Tyrannies et dictature
Par Jacques Sapir, le 25 septembre 2015Les conceptions anti-étatistes, qu’elles se parent des couleurs de la droite comme de la gauche, aboutissent à la fois à la destruction de la société mais aussi à l’établissement d’une tyrannie. La négation de l’organisation sociale que portent en elles toutes les tentatives à la naturalisation des sociétés aboutit à ces résultats funestes. Mais la Tyrannie peut aussi être imposé de l’extérieur ; les grecs en ont fait l’expérience. Cela pose le problème de savoir par quels moyens il faut s’opposer à cette tyrannie.
Ainsi, l’Union européenne n’a pas été conçue, peu ou prou, pour protéger les peuples contres les influences de la mondialisation. Le prétendre est un mensonge éhonté.
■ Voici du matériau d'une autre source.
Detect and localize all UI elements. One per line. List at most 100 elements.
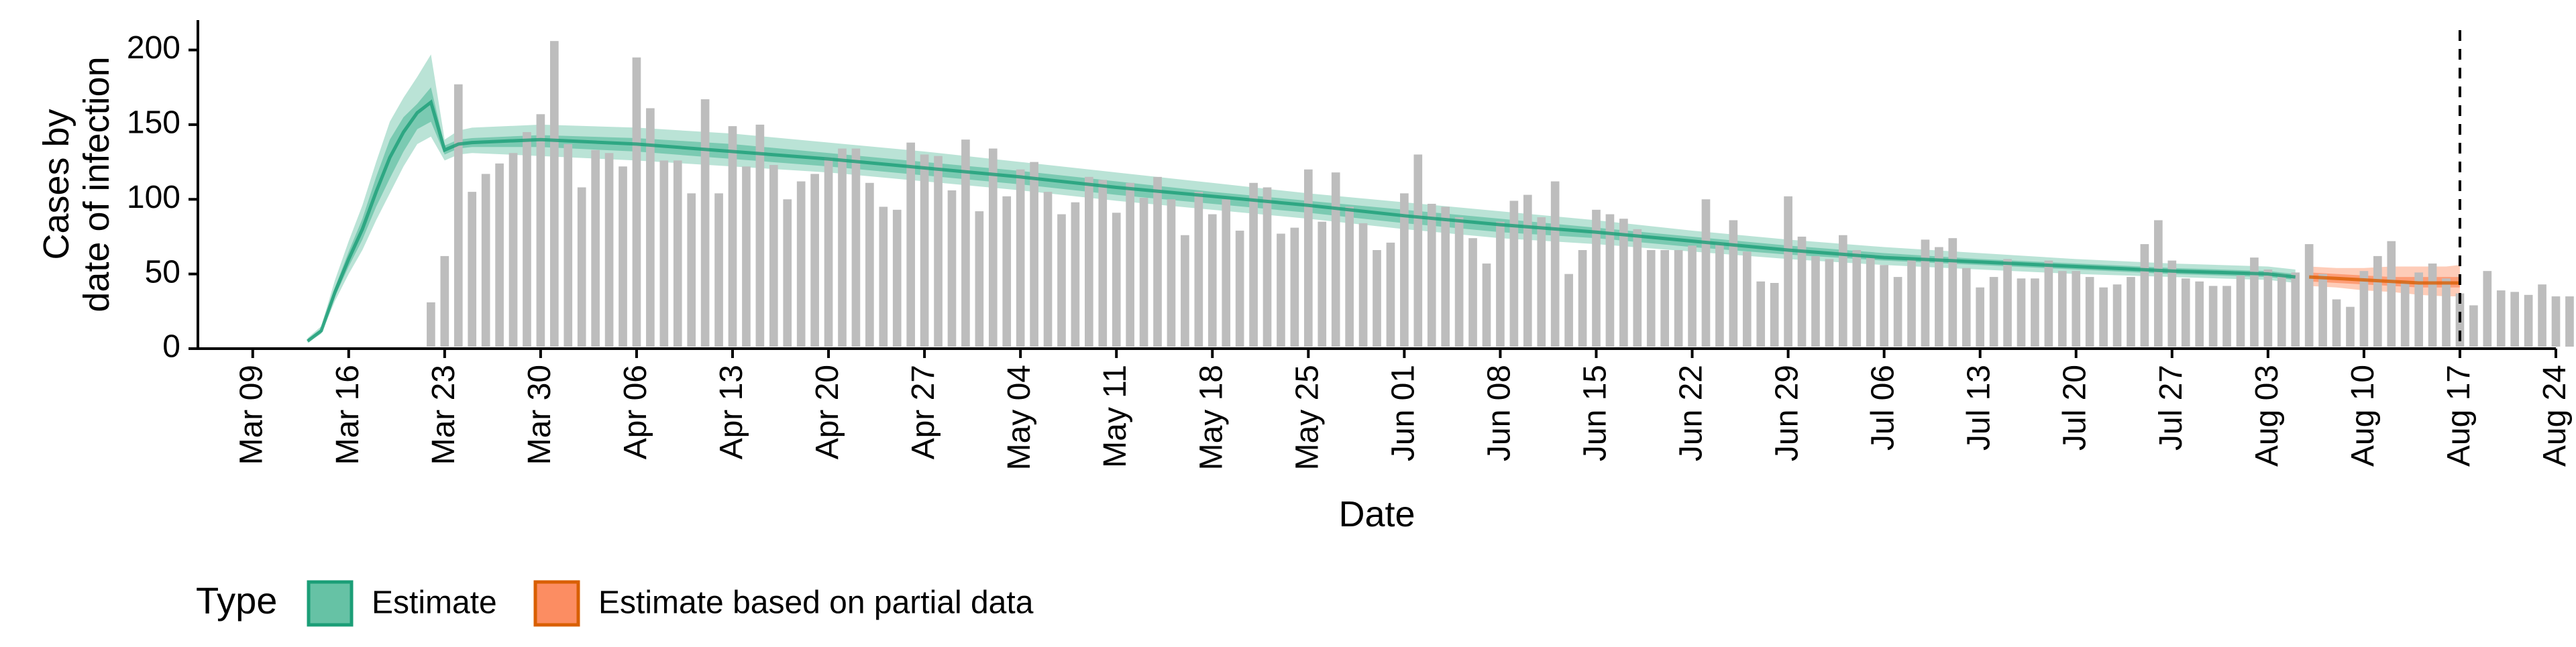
x-tick-label: Jul 13 <box>1962 365 1997 451</box>
case-bar <box>1784 196 1792 347</box>
x-tick-label: Jun 22 <box>1674 365 1709 461</box>
case-bar <box>1358 223 1368 347</box>
case-bar <box>508 153 518 347</box>
case-bar <box>1633 229 1642 347</box>
case-bar <box>742 166 751 347</box>
case-bar <box>714 193 723 347</box>
case-bar <box>1194 192 1203 347</box>
case-bar <box>1016 169 1025 347</box>
case-bar <box>1976 287 1985 347</box>
y-axis-title: Cases bydate of infection <box>36 56 117 312</box>
case-bar <box>1386 242 1395 347</box>
case-bar <box>1866 257 1875 347</box>
case-bar <box>1688 245 1697 347</box>
case-bar <box>1318 221 1327 347</box>
case-bar <box>1537 217 1546 347</box>
case-bar <box>1797 236 1807 347</box>
median-lines <box>306 99 2460 343</box>
case-bar <box>1811 255 1820 347</box>
case-bar <box>2469 305 2478 347</box>
legend-item: Estimate based on partial data <box>533 580 1034 627</box>
case-bar <box>1235 231 1244 347</box>
y-axis-title-line: date of infection <box>76 56 117 312</box>
case-bar <box>619 166 627 347</box>
case-bar <box>838 148 847 347</box>
legend: Type Estimate Estimate based on partial d… <box>196 579 1034 627</box>
x-tick-label: Jul 20 <box>2057 365 2093 451</box>
case-bar <box>687 193 696 347</box>
case-bar <box>2551 296 2561 347</box>
x-tick-label: Mar 30 <box>522 365 557 465</box>
x-axis-title: Date <box>1338 494 1415 534</box>
case-bar <box>1112 213 1121 347</box>
case-bar <box>2277 274 2286 347</box>
case-bar <box>2263 269 2273 347</box>
case-bar <box>2167 260 2177 347</box>
case-bar <box>2428 263 2437 347</box>
case-bar <box>2236 275 2245 347</box>
case-bar <box>1057 214 1066 347</box>
x-tick-label: May 18 <box>1193 365 1229 470</box>
case-bar <box>564 143 573 347</box>
y-tick-label: 100 <box>127 180 180 215</box>
case-bar <box>947 190 957 347</box>
x-tick-label: Jun 15 <box>1577 365 1613 461</box>
case-bar <box>2057 271 2067 347</box>
case-bar <box>1373 250 1381 347</box>
x-tick-label: Apr 27 <box>906 365 941 459</box>
case-bar <box>2222 286 2231 347</box>
case-bar <box>2072 271 2081 347</box>
case-bar <box>632 57 641 347</box>
case-bar <box>1852 250 1862 347</box>
case-bar <box>2510 292 2520 347</box>
case-bar <box>2400 281 2410 347</box>
x-tick-label: Mar 23 <box>426 365 462 465</box>
case-bar <box>1454 217 1464 347</box>
case-bar <box>2112 284 2122 347</box>
case-bar <box>1468 238 1477 347</box>
case-bar <box>1482 263 1491 347</box>
x-axis-ticks: Mar 09 Mar 16 Mar 23 Mar 30 Apr 06 Apr 13 Apr … <box>234 349 2573 470</box>
case-bar <box>796 181 806 347</box>
uncertainty-bands <box>307 54 2460 343</box>
case-bar <box>440 255 449 347</box>
case-bar <box>755 124 765 347</box>
partial-estimate-median-line <box>2309 275 2460 285</box>
case-bar <box>1646 250 1656 347</box>
case-bar <box>1043 192 1053 347</box>
case-bar <box>1592 209 1601 347</box>
legend-swatch <box>533 580 580 627</box>
case-bar <box>550 41 559 347</box>
case-bar <box>1578 250 1587 347</box>
case-bar <box>427 302 435 347</box>
case-bar <box>1921 239 1930 347</box>
x-tick-label: Jul 06 <box>1866 365 1901 451</box>
case-bar <box>1098 180 1108 347</box>
case-bar <box>728 126 737 347</box>
case-bar <box>824 157 833 347</box>
case-bar <box>1989 277 1998 347</box>
case-bar <box>1263 187 1272 347</box>
case-bar <box>1605 214 1615 347</box>
case-bar <box>2414 272 2423 347</box>
case-bar <box>2140 244 2149 347</box>
case-bar <box>1126 182 1134 347</box>
case-bar <box>1427 203 1436 347</box>
case-bar <box>2250 257 2259 347</box>
x-tick-label: May 25 <box>1289 365 1325 470</box>
x-tick-label: Apr 06 <box>618 365 653 459</box>
x-tick-label: May 11 <box>1097 365 1133 468</box>
case-bar <box>975 211 984 347</box>
y-axis-ticks: 0 50 100 150 200 <box>127 30 198 365</box>
x-tick-label: Mar 16 <box>330 365 366 465</box>
case-bar <box>1277 233 1285 347</box>
axes <box>197 20 2556 350</box>
case-bar <box>1496 221 1505 347</box>
case-bar <box>659 160 669 347</box>
case-bar <box>1619 219 1628 347</box>
x-tick-label: Aug 24 <box>2537 365 2573 467</box>
case-bar <box>1742 251 1752 347</box>
case-bar <box>1962 268 1971 347</box>
y-tick-label: 150 <box>127 105 180 141</box>
case-bar <box>1825 259 1834 347</box>
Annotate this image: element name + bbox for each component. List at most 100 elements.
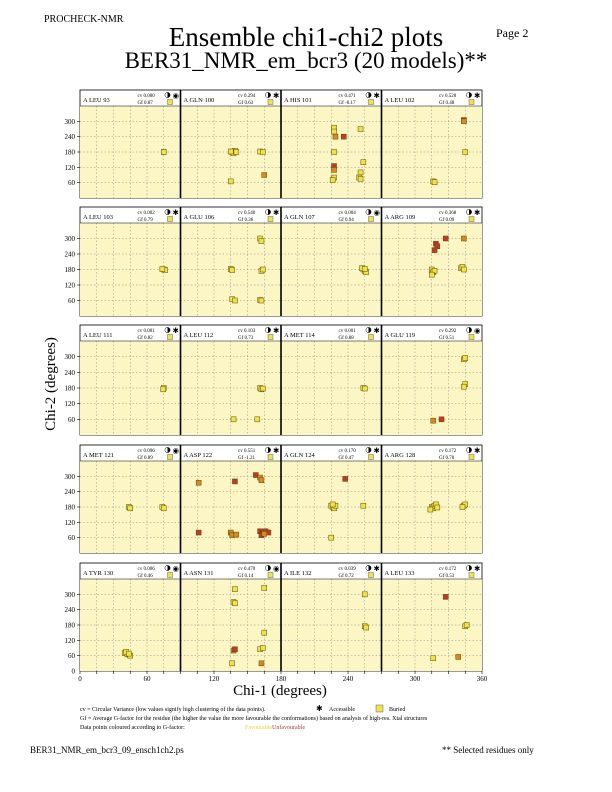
y-tick-label: 60 (68, 179, 76, 187)
footer-filename: BER31_NMR_em_bcr3_09_ensch1ch2.ps (30, 745, 184, 755)
data-point (442, 594, 449, 600)
accessible-icon: ✱ (374, 91, 381, 100)
gf-swatch (267, 454, 274, 460)
cv-dial-fill-icon (167, 327, 171, 333)
panel-cv-value: cv 0.172 (439, 449, 457, 454)
accessible-icon: ✱ (474, 208, 481, 217)
panel-cv-value: cv 0.001 (138, 329, 156, 334)
data-point (341, 133, 347, 140)
cv-dial-fill-icon (167, 447, 171, 453)
panel: A TYR 130 cv 0.006 Gf 0.46 ◉ (80, 564, 181, 671)
panel-residue-label: A GLU 119 (385, 332, 415, 339)
data-point (161, 505, 167, 512)
cv-dial-fill-icon (469, 447, 472, 453)
data-point (362, 591, 368, 598)
data-point (332, 133, 339, 140)
page-subtitle: BER31_NMR_em_bcr3 (20 models)** (124, 48, 488, 73)
legend-buried-swatch (375, 704, 384, 713)
data-point (459, 504, 466, 510)
data-point (258, 660, 265, 667)
data-point (260, 645, 266, 651)
gf-swatch (368, 572, 374, 578)
panel: A LEU 133 cv 0.172 Gf 0.53 ✱ (380, 563, 482, 671)
accessible-icon: ✱ (374, 326, 381, 335)
data-point (233, 149, 240, 155)
panel-residue-label: A LEU 103 (83, 214, 113, 221)
panel-residue-label: A GLU 106 (184, 214, 215, 221)
data-point (427, 506, 434, 513)
cv-dial-fill-icon (368, 327, 372, 333)
data-point (431, 179, 438, 185)
panel-residue-label: A LEU 102 (385, 97, 415, 104)
gf-swatch (167, 99, 173, 105)
panel-residue-label: A ARG 109 (385, 214, 416, 221)
data-point (159, 266, 166, 272)
gf-swatch (468, 572, 475, 578)
y-tick-label: 240 (65, 606, 76, 614)
data-point (329, 501, 336, 508)
y-tick-label: 180 (65, 622, 76, 630)
data-point (232, 586, 238, 592)
x-axis-label: Chi-1 (degrees) (233, 683, 327, 699)
y-tick-label: 60 (68, 534, 76, 542)
cv-dial-fill-icon (469, 327, 472, 333)
panel-residue-label: A MET 114 (284, 332, 315, 339)
gf-swatch (368, 454, 374, 460)
chart-axes: 60 120 180 240 300 60 120 180 240 300 60 120 180 240 3… (65, 118, 488, 683)
cv-dial-fill-icon (167, 92, 171, 98)
cv-dial-fill-icon (368, 209, 372, 215)
data-point (430, 655, 436, 661)
cv-dial-fill-icon (268, 209, 271, 215)
panel-gf-value: Gf 0.09 (439, 218, 455, 223)
panel-residue-label: A LEU 112 (184, 332, 214, 339)
data-point (429, 271, 435, 278)
data-point (438, 416, 445, 423)
data-point (161, 149, 167, 155)
cv-dial-fill-icon (167, 209, 171, 215)
y-tick-label: 240 (65, 133, 76, 141)
data-point (331, 149, 337, 155)
data-point (261, 172, 267, 178)
legend-unfavourable: Unfavourable (272, 724, 305, 731)
panel-cv-value: cv 0.520 (439, 94, 457, 99)
panel-gf-value: Gf 0.73 (238, 336, 254, 341)
data-point (461, 118, 467, 125)
accessible-icon: ✱ (273, 208, 280, 217)
panel-cv-value: cv 0.294 (238, 94, 256, 99)
data-point (260, 149, 266, 155)
panel-cv-value: cv 0.368 (439, 211, 457, 216)
panel-residue-label: A GLN 100 (184, 97, 215, 104)
gf-swatch (167, 454, 173, 460)
data-point (430, 417, 436, 424)
data-point (434, 243, 441, 249)
chart-panels: A LEU 93 cv 0.000 Gf 0.87 ◉ A GLN 100 cv 0.29… (80, 90, 482, 671)
panel-cv-value: cv 0.004 (339, 211, 357, 216)
gf-swatch (468, 334, 475, 340)
data-point (160, 386, 166, 393)
panel-gf-value: Gf 0.63 (238, 101, 254, 106)
panel-residue-label: A HIS 101 (284, 97, 312, 104)
data-point (126, 650, 132, 657)
program-name: PROCHECK-NMR (44, 14, 124, 25)
gf-swatch (468, 216, 475, 222)
gf-swatch (267, 572, 274, 578)
data-point (258, 297, 265, 304)
panel-cv-value: cv 0.471 (339, 94, 357, 99)
panel: A ILE 132 cv 0.039 Gf 0.72 ✱ (280, 563, 382, 671)
y-tick-label: 60 (68, 297, 76, 305)
panel-gf-value: Gf -0.17 (339, 101, 356, 106)
x-tick-label: 120 (209, 675, 220, 683)
legend-accessible-icon: ✱ (316, 704, 323, 713)
data-point (258, 238, 265, 244)
data-point (331, 167, 337, 173)
legend-buried-label: Buried (389, 707, 405, 713)
data-point (328, 534, 334, 541)
data-point (195, 529, 202, 536)
cv-dial-fill-icon (469, 565, 472, 571)
data-point (127, 505, 133, 512)
panel-residue-label: A LEU 111 (83, 332, 113, 339)
panel-gf-value: Gf 0.87 (138, 101, 154, 106)
panel-residue-label: A LEU 133 (385, 570, 415, 577)
panel: A HIS 101 cv 0.471 Gf -0.17 ✱ (280, 90, 382, 198)
cv-dial-fill-icon (268, 327, 271, 333)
Elle a été, en réalité, à l’avant garde du mouvement qui a défait les Etats au profit des grandes firmes multinationales. Elle n’est en vérité que l’héritière du projet américain conçu dans la guerre froide[1]. Elle se construit sur ce que Stathis Kouvelakis en se référant à un ouvrage relativement récent de Perry Anderson[2], décrit comme « …une mise à distance de toute forme de contrôle démocratique et de responsabilité devant les peuples est un principe constitutif du réseau complexe d’agences technocratiques et autres collèges d’experts qui forme la colonne vertébrale des institutions de l’UE. Ce qu’on a appelé par euphémisme le « déficit de démocratie » est en fait un déni de démocratie »[3]. L’Union européenne est une des formes de cette tyrannie qui nous menace.
Ce que l’on a appelé ici l’ordre démocratique s’impose comme une réponse tant aux menées tyranniques insidieuses, que reproduit en permanence le fonctionnement de l’économie capitaliste, qu’à ces mêmes menées quant elles sont beaucoup plus explicites. Mais, cette notion d’ordre démocratique peut rendre nécessaire l’établissement d’une dictature.